Wednesday, August 22, 2012

WILD BOARS URGENTLY NEED YOUR HELP, please share this post.

WILD BOARS URGENTLY NEED YOUR HELP, please share this post.

NParks has decided to cull the wild boars and is not allowing ACRES to observe the culling process. ACRES is still campaigning for them to reconsider their decision. Please help speak up for the wild boars and write to NParks.

NParks has also yet to reply to our forum letter published in The Straits Times more than a month ago.

(Photo by Crystal Riley)

Pro-wild boar group seeks answers
Straits Times Forum 10 Jul 12;

AT A meeting a month ago, the National Parks Board (NParks) informed three non-governmental organisations that the carrying capacity for wild boars in our forests was 500 ('Wild boars: Public safety a prime concern for NParks'; June 30).

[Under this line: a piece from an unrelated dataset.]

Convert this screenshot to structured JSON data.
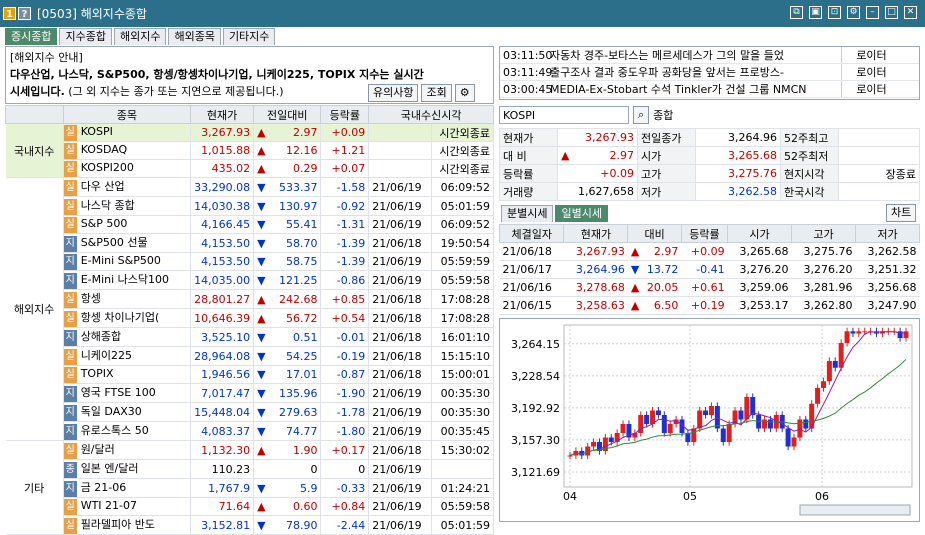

It now states that based on numerous studies done elsewhere, the upper limit of the natural population in a balanced ecosystem is 100 in the nature reserves.

Dr Kalan Ickes' research was quoted by NParks as proof of the negative impact of wild boars. However, Dr Ickes has had at least five publications from 2001 to 2005 based on only one particular forest in Malaysia that endured heavy logging.

Which particular study was selected and are such studies completely relevant and applicable to Singapore's context? Careful analysis of Dr Ickes' research will reveal the selectivity of wild boars on vegetation damage, and this can be instead used for more humane management practices.

The negative impact of wild boars on our forests has been highlighted by NParks; is it currently able to clarify the scientific studies that have been carried out to document this?

Wild animals are indeed unpredictable in their behaviour, but this applies to numerous native species in our forests; this cannot be used as a justification for culling.

We sincerely hope that NParks will carry out further studies and consider more humane options before making a decision to cull the wild boars.

Louis Ng
Executive Director

Please write letters to NParks to stop culling of wild boars

by Rui Jun Rj on Thursday, 23 August 2012 at 10:01 ·
Please write a letter to NParks to let them re-consider the decision to cull wild boars. If you wish to you may use some of the information below.Dear Officer,

I am writing with concern about the decision to cull the wild boar population, and seek your understanding that culling wild boars / any animals of any kind is not going to be helpful in the long run, in fact it could result in them being more aggressively in reproducing to maintain their species.

The sustainability of any population depends on their predators and their prey. Wild boars belong to largely the top of the food chain as mentioned on your website, nevertheless, we cannot forget that their population is also controlled by their food source. I do not know how Nparks derived the numbers of wild boars that should be in a "balanced ecosystem" and whether we have the right number now compared to the past because it is relatively difficult to measure wild boar population. A balanced ecosystem naturally controls itself without human intervention. Every ecosystem must balance its inhabitants with the amount of food, water, space and energy available. If the number of inhabitants exceeds the food supply, they will begin to starve and die. When that occurs, the food supply can regenerate itself and again support the surviving inhabitants, creating a cyclical process.

Certainly, some imbalances lead to complete ecosystem failure, but this opens the door for a new ecosystem to emerge. However, this is part of evolution. Old species who cannot compete will die off and new species will emerge. This happens all the time in nature. If the wild boar is a natural native to the habitat, and not a foreign species introduced into the habitat and then start destroying other species, they should not be culled. This is because humans should not "artificially" control the natural habitat (like what we have always been doing, such that now our earth is in such a perilous deterioriating state).
I sincerely request Nparks can reconsider your decision to cull the wild boar population, and understand how we are linked with all species, that not being their predators or culling or hunting them does not necessary mean that their population size will grow indefinitely and throw the ecosystem off balance. It is more useful that we, as the most destructive species on earth now, focus on controlling the amount of food we consume and the amount of harm we bring to other species, than to try to control other species once their population seems to increase a little.

I sincerely hope you can re-consider your decision.